Russian attacks on nuclear, thermal and other plants continue to disrupt electricity supplies as the war continues for a second year.
Negotiations to demilitarize the Zaporizhia nuclear power plant, which Kremlin forces seized last year at the start of the invasion, are at a standstill. Ukrainian President Volodymyr Zelenskyy opposes any proposal to legitimize Russian control of the plant, Europe’s largest nuclear power plant.
working fully, the plant produces 6,000 megawatts of electricity. Ukrainian operators shut down the last reactor in September because, they said, it was too risky to keep it running while Russia bombed nearby.
The shelling has damaged the plant multiple times and raised fears of a core meltdown.
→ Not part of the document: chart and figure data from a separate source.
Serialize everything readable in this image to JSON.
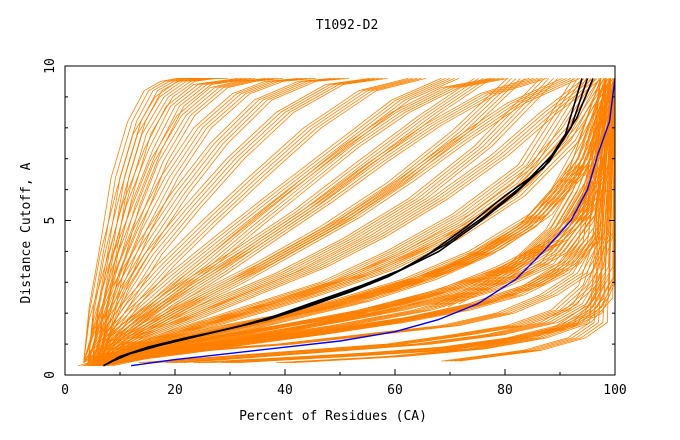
{
  "chart_data": {
    "type": "line",
    "title": "T1092-D2",
    "xlabel": "Percent of Residues (CA)",
    "ylabel": "Distance Cutoff, A",
    "xlim": [
      0,
      100
    ],
    "ylim": [
      0,
      10
    ],
    "x_ticks": [
      0,
      20,
      40,
      60,
      80,
      100
    ],
    "y_ticks": [
      0,
      5,
      10
    ],
    "grid": false,
    "colors": {
      "background_curves": "#ff8000",
      "highlight_black": "#000000",
      "highlight_blue": "#0000ff"
    },
    "background_curves": [
      {
        "x": [
          4,
          10,
          20,
          35,
          50,
          65,
          75,
          85,
          92,
          96,
          99
        ],
        "y": [
          0.3,
          0.6,
          0.9,
          1.2,
          1.5,
          1.9,
          2.3,
          2.9,
          3.6,
          4.5,
          9.6
        ]
      },
      {
        "x": [
          5,
          12,
          25,
          40,
          55,
          70,
          80,
          88,
          94,
          98,
          100
        ],
        "y": [
          0.3,
          0.5,
          0.8,
          1.0,
          1.3,
          1.6,
          2.0,
          2.6,
          3.3,
          4.6,
          9.6
        ]
      },
      {
        "x": [
          6,
          14,
          28,
          45,
          60,
          72,
          82,
          90,
          95,
          99
        ],
        "y": [
          0.3,
          0.6,
          0.9,
          1.3,
          1.7,
          2.1,
          2.6,
          3.3,
          4.3,
          9.6
        ]
      },
      {
        "x": [
          7,
          18,
          30,
          48,
          62,
          75,
          85,
          92,
          97,
          100
        ],
        "y": [
          0.3,
          0.7,
          1.0,
          1.4,
          1.8,
          2.3,
          2.9,
          3.7,
          5.0,
          9.6
        ]
      },
      {
        "x": [
          8,
          20,
          35,
          50,
          65,
          78,
          88,
          95,
          100
        ],
        "y": [
          0.4,
          0.8,
          1.2,
          1.6,
          2.1,
          2.8,
          3.6,
          5.2,
          9.6
        ]
      },
      {
        "x": [
          5,
          10,
          18,
          30,
          45,
          60,
          72,
          84,
          93,
          99
        ],
        "y": [
          0.3,
          0.7,
          1.1,
          1.6,
          2.1,
          2.8,
          3.6,
          4.8,
          6.5,
          9.6
        ]
      },
      {
        "x": [
          6,
          12,
          22,
          35,
          50,
          63,
          75,
          86,
          95,
          100
        ],
        "y": [
          0.3,
          0.7,
          1.2,
          1.7,
          2.4,
          3.1,
          4.0,
          5.2,
          7.0,
          9.6
        ]
      },
      {
        "x": [
          5,
          10,
          20,
          32,
          45,
          58,
          70,
          82,
          92,
          98
        ],
        "y": [
          0.3,
          0.8,
          1.3,
          1.9,
          2.6,
          3.4,
          4.4,
          5.8,
          7.6,
          9.6
        ]
      },
      {
        "x": [
          6,
          12,
          22,
          34,
          48,
          60,
          72,
          84,
          94
        ],
        "y": [
          0.4,
          0.9,
          1.5,
          2.2,
          3.0,
          4.0,
          5.2,
          6.8,
          9.6
        ]
      },
      {
        "x": [
          5,
          10,
          18,
          28,
          40,
          52,
          64,
          76,
          88
        ],
        "y": [
          0.4,
          1.0,
          1.6,
          2.4,
          3.3,
          4.4,
          5.7,
          7.4,
          9.6
        ]
      },
      {
        "x": [
          5,
          9,
          16,
          25,
          36,
          48,
          60,
          72,
          82
        ],
        "y": [
          0.4,
          1.0,
          1.7,
          2.6,
          3.6,
          4.8,
          6.2,
          7.9,
          9.6
        ]
      },
      {
        "x": [
          5,
          8,
          14,
          22,
          32,
          43,
          54,
          66,
          76
        ],
        "y": [
          0.4,
          1.1,
          1.9,
          2.9,
          4.0,
          5.3,
          6.8,
          8.4,
          9.6
        ]
      },
      {
        "x": [
          5,
          8,
          13,
          20,
          29,
          39,
          50,
          61,
          70
        ],
        "y": [
          0.4,
          1.2,
          2.1,
          3.2,
          4.5,
          5.9,
          7.4,
          8.9,
          9.6
        ]
      },
      {
        "x": [
          5,
          8,
          12,
          18,
          26,
          35,
          45,
          55,
          64
        ],
        "y": [
          0.4,
          1.3,
          2.3,
          3.5,
          4.9,
          6.4,
          8.0,
          9.2,
          9.6
        ]
      },
      {
        "x": [
          5,
          7,
          11,
          16,
          23,
          31,
          40,
          49,
          57
        ],
        "y": [
          0.4,
          1.4,
          2.5,
          3.9,
          5.4,
          7.0,
          8.5,
          9.4,
          9.6
        ]
      },
      {
        "x": [
          5,
          7,
          10,
          15,
          21,
          28,
          36,
          44,
          50
        ],
        "y": [
          0.4,
          1.5,
          2.8,
          4.3,
          5.9,
          7.5,
          8.9,
          9.5,
          9.6
        ]
      },
      {
        "x": [
          5,
          7,
          10,
          14,
          19,
          25,
          32,
          38,
          44
        ],
        "y": [
          0.4,
          1.6,
          3.0,
          4.7,
          6.4,
          8.0,
          9.1,
          9.5,
          9.6
        ]
      },
      {
        "x": [
          5,
          7,
          9,
          13,
          17,
          22,
          28,
          33,
          38
        ],
        "y": [
          0.4,
          1.7,
          3.3,
          5.1,
          6.9,
          8.4,
          9.3,
          9.5,
          9.6
        ]
      },
      {
        "x": [
          5,
          6,
          9,
          12,
          16,
          20,
          25,
          29,
          33
        ],
        "y": [
          0.4,
          1.8,
          3.6,
          5.5,
          7.3,
          8.7,
          9.4,
          9.5,
          9.6
        ]
      },
      {
        "x": [
          5,
          6,
          8,
          11,
          14,
          18,
          22,
          26,
          28
        ],
        "y": [
          0.4,
          2.0,
          3.9,
          6.0,
          7.8,
          9.0,
          9.5,
          9.6,
          9.6
        ]
      },
      {
        "x": [
          5,
          6,
          8,
          10,
          13,
          16,
          19,
          22,
          24
        ],
        "y": [
          0.4,
          2.2,
          4.2,
          6.4,
          8.2,
          9.2,
          9.5,
          9.6,
          9.6
        ]
      },
      {
        "x": [
          10,
          20,
          30,
          40,
          50,
          60,
          70,
          80,
          90,
          97,
          100
        ],
        "y": [
          0.6,
          1.0,
          1.3,
          1.6,
          1.9,
          2.3,
          2.8,
          3.5,
          4.4,
          6.0,
          9.6
        ]
      },
      {
        "x": [
          10,
          22,
          35,
          48,
          60,
          72,
          82,
          90,
          96,
          100
        ],
        "y": [
          0.5,
          0.9,
          1.3,
          1.7,
          2.1,
          2.6,
          3.2,
          4.0,
          5.5,
          9.6
        ]
      },
      {
        "x": [
          9,
          18,
          30,
          42,
          55,
          68,
          78,
          87,
          94,
          99
        ],
        "y": [
          0.5,
          1.0,
          1.5,
          2.0,
          2.6,
          3.3,
          4.1,
          5.2,
          7.0,
          9.6
        ]
      },
      {
        "x": [
          8,
          16,
          26,
          38,
          50,
          62,
          73,
          83,
          92,
          98
        ],
        "y": [
          0.5,
          1.1,
          1.7,
          2.3,
          3.0,
          3.9,
          4.9,
          6.2,
          8.0,
          9.6
        ]
      },
      {
        "x": [
          7,
          14,
          24,
          35,
          46,
          57,
          68,
          79,
          88,
          96
        ],
        "y": [
          0.5,
          1.2,
          1.9,
          2.7,
          3.5,
          4.5,
          5.7,
          7.1,
          8.5,
          9.6
        ]
      },
      {
        "x": [
          7,
          13,
          21,
          31,
          41,
          52,
          62,
          72,
          82,
          92
        ],
        "y": [
          0.5,
          1.3,
          2.1,
          3.0,
          4.0,
          5.1,
          6.3,
          7.6,
          8.8,
          9.6
        ]
      },
      {
        "x": [
          6,
          12,
          19,
          28,
          37,
          47,
          57,
          67,
          77,
          86
        ],
        "y": [
          0.5,
          1.4,
          2.3,
          3.3,
          4.4,
          5.6,
          6.9,
          8.1,
          9.1,
          9.6
        ]
      },
      {
        "x": [
          6,
          11,
          18,
          26,
          34,
          43,
          52,
          61,
          70,
          79
        ],
        "y": [
          0.5,
          1.5,
          2.5,
          3.6,
          4.8,
          6.1,
          7.4,
          8.5,
          9.3,
          9.6
        ]
      },
      {
        "x": [
          15,
          30,
          45,
          60,
          72,
          82,
          90,
          95,
          98,
          100
        ],
        "y": [
          0.4,
          0.6,
          0.8,
          1.0,
          1.3,
          1.6,
          2.1,
          2.9,
          4.5,
          9.6
        ]
      },
      {
        "x": [
          20,
          35,
          50,
          65,
          78,
          88,
          94,
          98,
          100
        ],
        "y": [
          0.4,
          0.6,
          0.8,
          1.0,
          1.3,
          1.7,
          2.3,
          3.5,
          9.6
        ]
      },
      {
        "x": [
          25,
          40,
          55,
          70,
          82,
          91,
          96,
          99,
          100
        ],
        "y": [
          0.4,
          0.55,
          0.7,
          0.9,
          1.2,
          1.6,
          2.2,
          3.2,
          9.6
        ]
      },
      {
        "x": [
          30,
          50,
          68,
          80,
          90,
          96,
          99,
          100
        ],
        "y": [
          0.4,
          0.6,
          0.8,
          1.1,
          1.5,
          2.0,
          3.0,
          9.6
        ]
      },
      {
        "x": [
          40,
          60,
          75,
          86,
          94,
          98,
          100
        ],
        "y": [
          0.4,
          0.6,
          0.85,
          1.2,
          1.7,
          2.5,
          9.6
        ]
      },
      {
        "x": [
          70,
          85,
          93,
          97,
          100
        ],
        "y": [
          0.45,
          0.8,
          1.2,
          1.7,
          9.6
        ]
      },
      {
        "x": [
          12,
          25,
          40,
          55,
          68,
          80,
          88,
          94,
          98,
          100
        ],
        "y": [
          0.6,
          1.1,
          1.6,
          2.1,
          2.7,
          3.4,
          4.2,
          5.2,
          6.8,
          9.6
        ]
      },
      {
        "x": [
          14,
          28,
          42,
          56,
          68,
          78,
          86,
          92,
          97,
          100
        ],
        "y": [
          0.6,
          1.0,
          1.5,
          2.0,
          2.6,
          3.2,
          4.0,
          5.0,
          6.5,
          9.6
        ]
      },
      {
        "x": [
          13,
          26,
          40,
          54,
          66,
          76,
          84,
          90,
          95,
          99
        ],
        "y": [
          0.6,
          1.2,
          1.8,
          2.4,
          3.1,
          3.9,
          4.8,
          6.0,
          7.6,
          9.6
        ]
      },
      {
        "x": [
          70,
          78,
          84,
          90,
          94,
          97,
          99,
          100
        ],
        "y": [
          2.3,
          3.0,
          3.8,
          4.8,
          6.0,
          7.4,
          8.6,
          9.6
        ]
      },
      {
        "x": [
          68,
          76,
          83,
          89,
          93,
          96,
          98,
          99
        ],
        "y": [
          2.2,
          2.9,
          3.7,
          4.7,
          5.9,
          7.2,
          8.5,
          9.6
        ]
      }
    ],
    "highlight_curves": [
      {
        "color": "#000000",
        "x": [
          7,
          10,
          15,
          22,
          30,
          37,
          45,
          53,
          60,
          68,
          75,
          82,
          88,
          92,
          95
        ],
        "y": [
          0.3,
          0.6,
          0.9,
          1.2,
          1.5,
          1.8,
          2.3,
          2.8,
          3.3,
          4.0,
          4.9,
          5.9,
          6.9,
          8.0,
          9.6
        ]
      },
      {
        "color": "#000000",
        "x": [
          8,
          12,
          18,
          25,
          32,
          38,
          46,
          54,
          61,
          69,
          76,
          83,
          89,
          93,
          96
        ],
        "y": [
          0.4,
          0.7,
          1.0,
          1.3,
          1.6,
          1.9,
          2.4,
          2.9,
          3.4,
          4.2,
          5.1,
          6.1,
          7.2,
          8.3,
          9.6
        ]
      },
      {
        "color": "#000000",
        "x": [
          7,
          11,
          17,
          24,
          31,
          37,
          44,
          52,
          59,
          66,
          73,
          80,
          87,
          91,
          94
        ],
        "y": [
          0.3,
          0.65,
          0.95,
          1.25,
          1.55,
          1.8,
          2.2,
          2.7,
          3.2,
          3.9,
          4.8,
          5.8,
          6.7,
          7.8,
          9.6
        ]
      },
      {
        "color": "#0000ff",
        "x": [
          12,
          20,
          30,
          40,
          50,
          60,
          68,
          75,
          82,
          87,
          92,
          95,
          97,
          99,
          100
        ],
        "y": [
          0.3,
          0.5,
          0.7,
          0.9,
          1.1,
          1.4,
          1.8,
          2.3,
          3.1,
          4.0,
          5.0,
          6.0,
          7.2,
          8.2,
          9.6
        ]
      }
    ]
  }
}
Russian missiles have threatened the electrical cables needed to operate vital cooling equipment at Zaporizhia and other nuclear plants.
Before the war, the Ukrainian government planned to reduce reliance on coal-fired power plants, which contribute to global warming, and increase production of nuclear power and natural gas. But when Russian attacks damaged thermal plants in the dead of winter, it was coal that kept homes warm, Oleksandr adds.
The work of the miners cannot fully make up for the loss of power from nuclear plants, but each megawatt they generate closes the gap.